All spotted owls are obviously the same race and same species.  Californian spotted owls are no more a species than Californian blondes are a species.

Spotted owls differ from barred owls no more that whites differ from east Asians and, as with whites and east Asians, are connected by a cline.  The environmentalists want to exterminate the cline, to make spotted owls and barred owls conform to a plausible species definition.

Similarly coyotes and wolves.  The American government  exterminated the cline for political reasons.  Coyotes are pigmy wolves, and can freely interbreed with large wolves, and are fully interfertile.

Whites and East asians are fully interfertile.

Whites and blacks are interfertile, but *not* fully interfertile.

Whites and Australian mainland aboriginals are interfertile.  We don’t know if they are fully interfertile, because by the time Australia was settled, it had already become politically incorrect to study such matters.

Whites and Tasmanian aboriginals were not interfertile.  Tasmania was initially colonized by white males, and initially had zero single white women.  Very large numbers of Tasmanian aboriginal women were purchased or captured by lonely white males.   A fertile age Tasmanian woman cost about the same as a good dog. Not one mixed race child ensued.  Sex with white people was a substantial part of the reason that Tasmanian aboriginals became extinct.

[Correction some mixed race children did ensue. James Bonwick was there, and wrote a book about it “The lost Tasmanian race.” He tells us it was rare for half caste children to be born “even under the most favorable circumstances”, indicating dramatically reduced, but non zero, fertility]

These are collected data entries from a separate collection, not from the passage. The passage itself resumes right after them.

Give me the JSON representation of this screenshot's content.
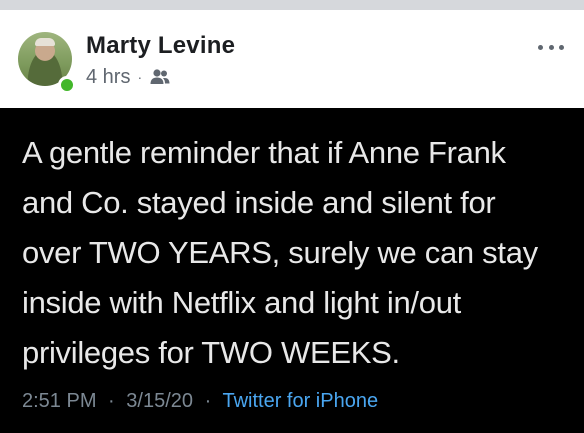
{
  "post": {
    "author_name": "Marty Levine",
    "time_ago": "4 hrs",
    "separator": "·",
    "audience_icon": "friends-icon",
    "online_status_color": "#42b72a",
    "more_icon": "more-options-icon"
  },
  "tweet": {
    "lines": [
      "A gentle reminder that if Anne Frank",
      "and Co. stayed inside and silent for",
      "over TWO YEARS, surely we can stay",
      "inside with Netflix and light in/out",
      "privileges for TWO WEEKS."
    ],
    "time": "2:51 PM",
    "date": "3/15/20",
    "separator": "·",
    "source": "Twitter for iPhone",
    "source_color": "#4aa6f0",
    "background_color": "#000000"
  }
}
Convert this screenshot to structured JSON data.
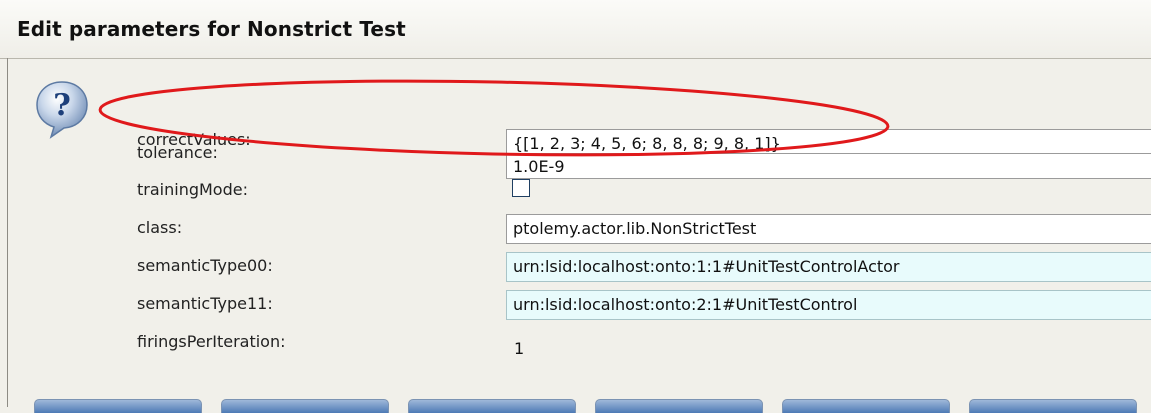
{
  "dialog": {
    "title": "Edit parameters for Nonstrict Test"
  },
  "params": {
    "correctValues": {
      "label": "correctValues:",
      "value": "{[1, 2, 3; 4, 5, 6; 8, 8, 8; 9, 8, 1]}"
    },
    "tolerance": {
      "label": "tolerance:",
      "value": "1.0E-9"
    },
    "trainingMode": {
      "label": "trainingMode:",
      "checked": false
    },
    "class": {
      "label": "class:",
      "value": "ptolemy.actor.lib.NonStrictTest"
    },
    "semanticType00": {
      "label": "semanticType00:",
      "value": "urn:lsid:localhost:onto:1:1#UnitTestControlActor"
    },
    "semanticType11": {
      "label": "semanticType11:",
      "value": "urn:lsid:localhost:onto:2:1#UnitTestControl"
    },
    "firingsPerIteration": {
      "label": "firingsPerIteration:",
      "value": "1"
    }
  },
  "icons": {
    "help": "question-mark-bubble-icon"
  },
  "colors": {
    "highlight_ellipse": "#e0191b",
    "readonly_field_bg": "#e8fbfc",
    "button_blue": "#4d7ab5"
  }
}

All existing people who claim Tasmanian aboriginal ancestry and can plausibly trace it to someone who looks plausibly nonwhite (a very small subset of those who claim Tasmanian aboriginal ancestry), trace it back to one woman who is obviously (from her photograph and the date at which she had children) a mainland aboriginal who came over with the white colonists after the Tasmanian aboriginals became extinct.  If Truganini was the last Tasmanian aboriginal, and she was certainly the last person who looked Tasmanian, the Tasmanian aboriginals became extinct without the birth of a single mixed race child, despite massive fornication.

That Tasmanian aboriginals were the same species as ourselves is not a fact about scientific nomenclature, but a lie.  And, if they cannot be classed as the same species, then if we apply to humans the same standards as we apply to other groups of kinds, we also have to categorize kinds that are comparably different as different species.